PandemicAlarm did not rate this 5/5 because Marburg's transmission characteristics limit its pandemic potential. Person-to-person spread requires direct fluid contact, not airborne droplets. Containment, while difficult, is achievable with standard public health measures applied rigorously.

What happens next?

Rwanda's outbreak is contained. But Egyptian fruit bats range across sub-Saharan Africa, and the conditions that enabled spillover in Rwanda exist in dozens of other countries. Tanzania confirmed a small Marburg outbreak in early 2023. Equatorial Guinea experienced its first outbreak in February 2023. The frequency of Marburg spillover events appears to be increasing, though whether that reflects true acceleration or improved detection remains debated.

Vaccine development is the most significant development to watch. The Sabin Vaccine Institute's cAd3-Marburg vaccine showed promising results in early-phase trials and was used under compassionate access in Rwanda. If phase 3 trials succeed and production scales up, it would fundamentally change the risk profile for future outbreaks. Until then, Marburg remains a virus with no medical countermeasure beyond supportive care.

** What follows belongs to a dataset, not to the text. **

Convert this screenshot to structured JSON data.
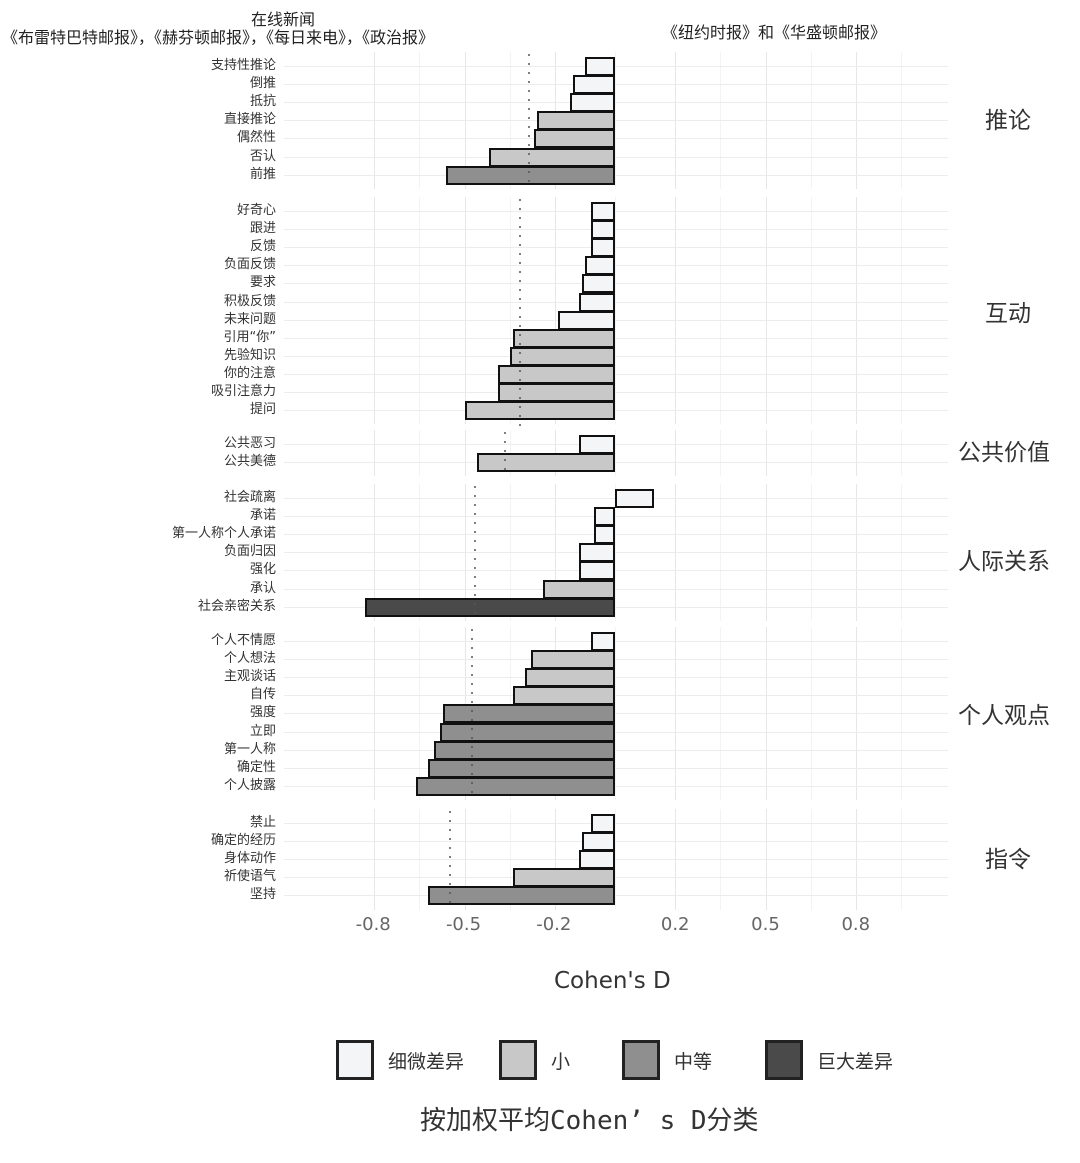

For PandemicAlarm users, Marburg events will continue to receive high severity scores whenever they appear. Monitor the map and check the disease severity scoring methodology to understand how we weight lethality, novelty, and healthcare system impact. If you work in healthcare in sub-Saharan Africa or travel to regions with known bat cave exposure risks, understand the symptoms: sudden fever, severe headache, and malaise progressing to hemorrhagic manifestations within a week.

Early detection saves lives with Marburg. Not because treatment exists, but because isolation prevents the next case.